Depois de algum tempo, luzes surgiram à distância e ambos os irmãos andaram na
direção delas.
Claro que, quando eu era criança,
a história me assustava bastante. Tenho certeza que esqueci de um ou outro
detalhe importante. Mesmo na época, porém, eu era capaz de perceber os furos
nela e o quão inventada ela parecia ser. Minha mãe costumava contar histórias
de como a casa em que morou quando criança era ‘assombrada’, e mesmo ela
insistia que fantasmas não existiam; achei que as histórias do meu pai eram
desse tipo.
Antes de continuarmos, preciso
dizer algumas coisas. Primeiro, eu não acredito realmente nas histórias do meu
pai, mas sei que ele acreditava nelas por algum motivo. Só achei que vocês
iriam gostar delas e talvez saibam de alguma lenda parecida que minhas
pesquisas no Google não encontraram.
Também quero dizer que meu tio,
de novo, acha essa história uma baboseira só. Quando ele contava sua versão da
história, só falava de como eles tinham se perdido, quase morrido e levado uma
surra depois de voltar pra casa. Ele repetia alguns detalhes da versão do meu pai:
pegadas de coelho, pegadas maiores que as de um coelho (embora essas, ele
dizia, pareciam mais depressões na neve do que pegadas de verdade) e que meu
pai havia realmente seguido um animal pequeno por algum tempo (a cor dele meu
tio não saberia especificar), decisão que ele considerara estúpida da parte do
irmão.
Meu tio só ouviu falar do Homem
Branco um ano depois do acontecido. A desculpa do meu pai para não ter
compartilhado essa versão da história era ‘ele ou ia achar que eu era doido ou que
ia morrer’, e foi só por causa do choque do incidente seguinte que meu pai
mudou de ideia.
Um ano se passou, e meu pai
começou a achar que tinha alucinado toda a história com o Homem Branco. Uma
noite, porém – de novo no inverno, de novo com neve cobrindo o chão –, ele saiu
para cuidar dos porcos na companhia de seu cachorro de estimação.

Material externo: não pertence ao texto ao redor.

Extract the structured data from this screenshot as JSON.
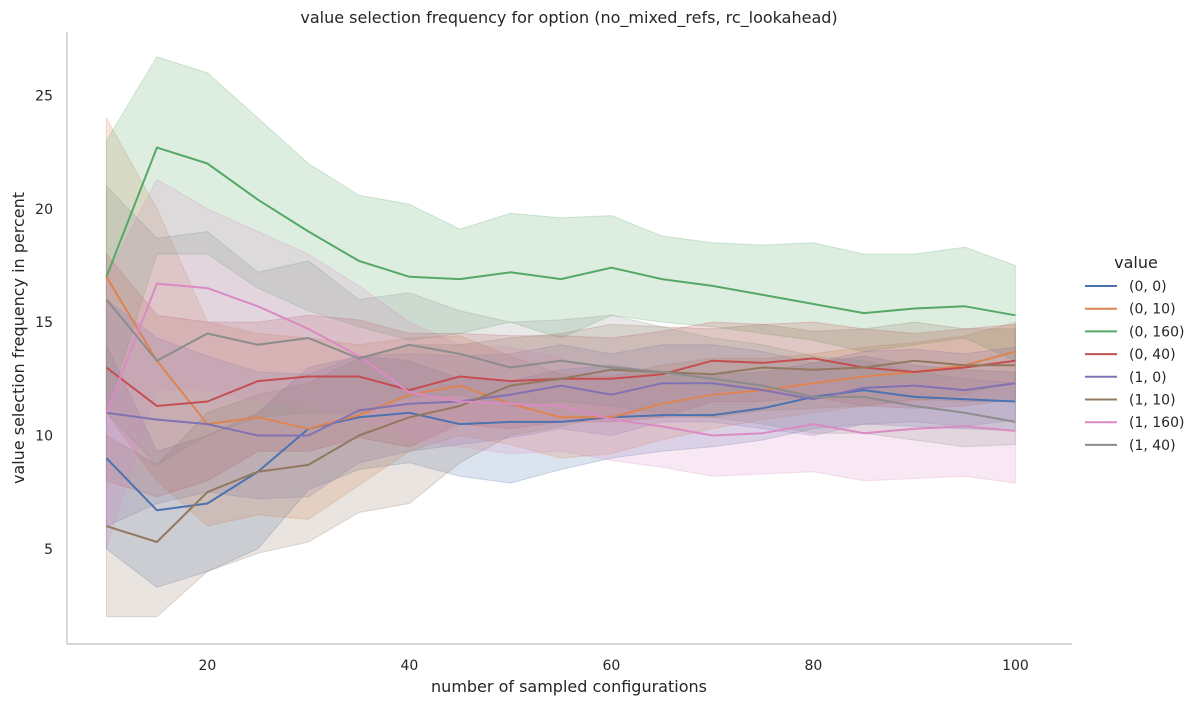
{
  "chart_data": {
    "type": "line",
    "title": "value selection frequency for option (no_mixed_refs, rc_lookahead)",
    "xlabel": "number of sampled configurations",
    "ylabel": "value selection frequency in percent",
    "xlim": [
      6.1,
      105.6
    ],
    "ylim": [
      0.8,
      27.8
    ],
    "x_ticks": [
      20,
      40,
      60,
      80,
      100
    ],
    "y_ticks": [
      5,
      10,
      15,
      20,
      25
    ],
    "grid": false,
    "legend_title": "value",
    "legend_position": "right",
    "x": [
      10,
      15,
      20,
      25,
      30,
      35,
      40,
      45,
      50,
      55,
      60,
      65,
      70,
      75,
      80,
      85,
      90,
      95,
      100
    ],
    "series": [
      {
        "name": "(0, 0)",
        "color": "#4c72b0",
        "values": [
          9.0,
          6.7,
          7.0,
          8.4,
          10.3,
          10.8,
          11.0,
          10.5,
          10.6,
          10.6,
          10.8,
          10.9,
          10.9,
          11.2,
          11.7,
          12.0,
          11.7,
          11.6,
          11.5
        ],
        "lower": [
          5.0,
          3.3,
          4.0,
          5.0,
          7.6,
          8.5,
          8.8,
          8.2,
          7.9,
          8.5,
          9.0,
          9.3,
          9.5,
          9.8,
          10.3,
          10.5,
          10.4,
          10.3,
          10.2
        ],
        "upper": [
          14.0,
          9.3,
          10.0,
          11.0,
          13.0,
          13.5,
          13.3,
          12.5,
          12.4,
          12.9,
          13.1,
          12.8,
          12.7,
          12.8,
          13.2,
          13.5,
          13.1,
          12.9,
          12.8
        ]
      },
      {
        "name": "(0, 10)",
        "color": "#dd8452",
        "values": [
          17.0,
          13.3,
          10.5,
          10.8,
          10.3,
          10.9,
          11.8,
          12.2,
          11.4,
          10.8,
          10.8,
          11.4,
          11.8,
          12.0,
          12.3,
          12.6,
          12.8,
          13.1,
          13.7
        ],
        "lower": [
          11.0,
          8.0,
          6.0,
          6.5,
          6.3,
          7.8,
          9.3,
          10.0,
          9.6,
          9.0,
          9.2,
          9.8,
          10.3,
          10.7,
          11.0,
          11.3,
          11.5,
          11.8,
          12.4
        ],
        "upper": [
          24.0,
          20.0,
          15.0,
          14.5,
          14.3,
          14.0,
          14.3,
          14.4,
          13.5,
          12.7,
          12.6,
          13.1,
          13.4,
          13.4,
          13.6,
          13.9,
          14.1,
          14.4,
          15.0
        ]
      },
      {
        "name": "(0, 160)",
        "color": "#55a868",
        "values": [
          17.0,
          22.7,
          22.0,
          20.4,
          19.0,
          17.7,
          17.0,
          16.9,
          17.2,
          16.9,
          17.4,
          16.9,
          16.6,
          16.2,
          15.8,
          15.4,
          15.6,
          15.7,
          15.3
        ],
        "lower": [
          11.0,
          18.0,
          18.0,
          16.5,
          15.5,
          14.8,
          14.2,
          14.5,
          15.0,
          14.3,
          15.3,
          15.0,
          14.8,
          14.5,
          14.2,
          13.7,
          14.0,
          14.3,
          13.3
        ],
        "upper": [
          23.0,
          26.7,
          26.0,
          24.0,
          22.0,
          20.6,
          20.2,
          19.1,
          19.8,
          19.6,
          19.7,
          18.8,
          18.5,
          18.4,
          18.5,
          18.0,
          18.0,
          18.3,
          17.5
        ]
      },
      {
        "name": "(0, 40)",
        "color": "#c44e52",
        "values": [
          13.0,
          11.3,
          11.5,
          12.4,
          12.6,
          12.6,
          12.0,
          12.6,
          12.4,
          12.5,
          12.5,
          12.7,
          13.3,
          13.2,
          13.4,
          13.0,
          12.8,
          13.0,
          13.3
        ],
        "lower": [
          8.0,
          7.3,
          8.0,
          9.3,
          9.3,
          9.9,
          9.5,
          10.5,
          10.3,
          10.6,
          10.6,
          10.8,
          11.5,
          11.5,
          11.7,
          11.3,
          11.2,
          11.3,
          11.6
        ],
        "upper": [
          18.0,
          15.3,
          15.0,
          15.0,
          15.3,
          15.1,
          14.5,
          14.5,
          14.4,
          14.4,
          14.3,
          14.6,
          15.0,
          14.9,
          15.0,
          14.7,
          14.5,
          14.7,
          14.9
        ]
      },
      {
        "name": "(1, 0)",
        "color": "#8172b3",
        "values": [
          11.0,
          10.7,
          10.5,
          10.0,
          10.0,
          11.1,
          11.4,
          11.5,
          11.8,
          12.2,
          11.8,
          12.3,
          12.3,
          12.0,
          11.6,
          12.1,
          12.2,
          12.0,
          12.3
        ],
        "lower": [
          6.0,
          7.0,
          7.5,
          7.2,
          7.3,
          8.8,
          9.3,
          9.6,
          9.9,
          10.3,
          10.0,
          10.6,
          10.6,
          10.3,
          10.0,
          10.5,
          10.6,
          10.4,
          10.7
        ],
        "upper": [
          16.0,
          14.3,
          13.5,
          12.8,
          12.7,
          13.5,
          13.6,
          13.5,
          13.6,
          14.0,
          13.6,
          14.0,
          14.0,
          13.7,
          13.2,
          13.7,
          13.8,
          13.6,
          13.9
        ]
      },
      {
        "name": "(1, 10)",
        "color": "#937860",
        "values": [
          6.0,
          5.3,
          7.5,
          8.4,
          8.7,
          10.0,
          10.8,
          11.3,
          12.2,
          12.5,
          12.9,
          12.8,
          12.7,
          13.0,
          12.9,
          13.0,
          13.3,
          13.1,
          13.1
        ],
        "lower": [
          2.0,
          2.0,
          4.0,
          4.8,
          5.3,
          6.6,
          7.0,
          8.8,
          10.0,
          10.4,
          10.9,
          10.8,
          10.8,
          11.1,
          11.2,
          11.3,
          11.6,
          11.5,
          11.5
        ],
        "upper": [
          10.0,
          8.7,
          11.0,
          11.8,
          12.3,
          13.4,
          14.0,
          14.0,
          14.3,
          14.5,
          14.9,
          14.8,
          14.7,
          14.9,
          14.6,
          14.7,
          15.0,
          14.7,
          14.7
        ]
      },
      {
        "name": "(1, 160)",
        "color": "#da8bc3",
        "values": [
          11.0,
          16.7,
          16.5,
          15.7,
          14.7,
          13.5,
          11.9,
          11.5,
          11.4,
          11.3,
          10.7,
          10.4,
          10.0,
          10.1,
          10.5,
          10.1,
          10.3,
          10.4,
          10.2
        ],
        "lower": [
          5.0,
          12.0,
          12.0,
          11.5,
          11.3,
          10.8,
          9.8,
          9.5,
          9.2,
          9.3,
          8.9,
          8.6,
          8.2,
          8.3,
          8.4,
          8.0,
          8.1,
          8.2,
          7.9
        ],
        "upper": [
          17.0,
          21.3,
          20.0,
          19.0,
          18.0,
          16.6,
          15.0,
          14.0,
          13.9,
          13.4,
          12.7,
          12.4,
          11.9,
          11.9,
          12.5,
          12.1,
          12.4,
          12.5,
          12.4
        ]
      },
      {
        "name": "(1, 40)",
        "color": "#8c8c8c",
        "values": [
          16.0,
          13.3,
          14.5,
          14.0,
          14.3,
          13.4,
          14.0,
          13.6,
          13.0,
          13.3,
          13.0,
          12.8,
          12.5,
          12.2,
          11.7,
          11.7,
          11.3,
          11.0,
          10.6
        ],
        "lower": [
          11.0,
          8.7,
          10.0,
          10.8,
          11.0,
          11.0,
          11.7,
          11.8,
          11.3,
          11.5,
          11.3,
          11.0,
          10.8,
          10.5,
          10.1,
          10.1,
          9.8,
          9.5,
          9.6
        ],
        "upper": [
          21.0,
          18.7,
          19.0,
          17.2,
          17.7,
          16.0,
          16.3,
          15.5,
          15.0,
          15.1,
          15.3,
          14.8,
          14.3,
          14.0,
          13.5,
          13.3,
          12.8,
          12.5,
          12.3
        ]
      }
    ]
  }
}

Os únicos amigos próximos de meu
pai durante a infância eram Philly e esse cachorro, que era metade basset hound e metade beagle e se chamava Shorty. Tantas foram
as vezes em que meu pai repetiu isso que, depois de crescer, me perguntei que
tipo de relação ele teve com as irmãs. Acho que não eram muito próximos; nunca
conheci minhas tias.
Meu pai e Shorty estavam no
celeiro, que ficava longe o suficiente da casa para evitar que o fedor dos
porcos chegasse nela durante os meses mais quentes. Era um celeiro com portas
de ambos os lados, e durante o verão era comum que a dos fundos ficasse aberta
para que os porcos esticassem as pernas no cercado.
Como era inverno, não é difícil
imaginar a surpresa do meu pai ao chegar no celeiro e encontrar a porta dos
fundos completamente aberta. Não era a primeira vez que isso acontecia, de modo
que meu pai sabia que precisava chamar meu avô e meu tio para trazer de volta
os porcos que tivessem escapado. Naquela noite, entretanto, isso não seria
necessário. Todos os porcos estavam amontoados do lado de cá do celeiro, tão
longe da porta aberta quanto possível.
Assumindo que os porcos estavam
sendo sensatos e evitando o frio do lado de fora, meu pai avançou até os fundos
para fechar a passagem com Shorty em seus calcanhares. Assim que chegou à
porta, por sua vez, o cachorro farejou alguma coisa e disparou para o lado de
fora. Era óbvio que Shorty estava perseguindo algo: corria latindo e uivando à
toda velocidade.
Shorty, segundo meu pai, era um
dedo-duro. Se alguém fazia algo que não devia, ele denunciava; se uma das
crianças estivesse fora da cama no horário de dormir, precisava evitar que o
cachorro visse. O mesmo era aplicável aos animais, e se uma galinha ou porco
estivesse onde não deveria, o cachorro iria atrás. Foi com isso em mente que
meu pai não foi capaz de pensar que algo estivesse errado. Para ele, Shorty
devia estar perseguindo um porco fugitivo. Rapidamente (não tão rápido; porcos
são todos iguais, se movimentavam bem rápido e meu pai não era muito esperto),
ele contou os porcos e percebeu que um macho adulto estava desaparecido.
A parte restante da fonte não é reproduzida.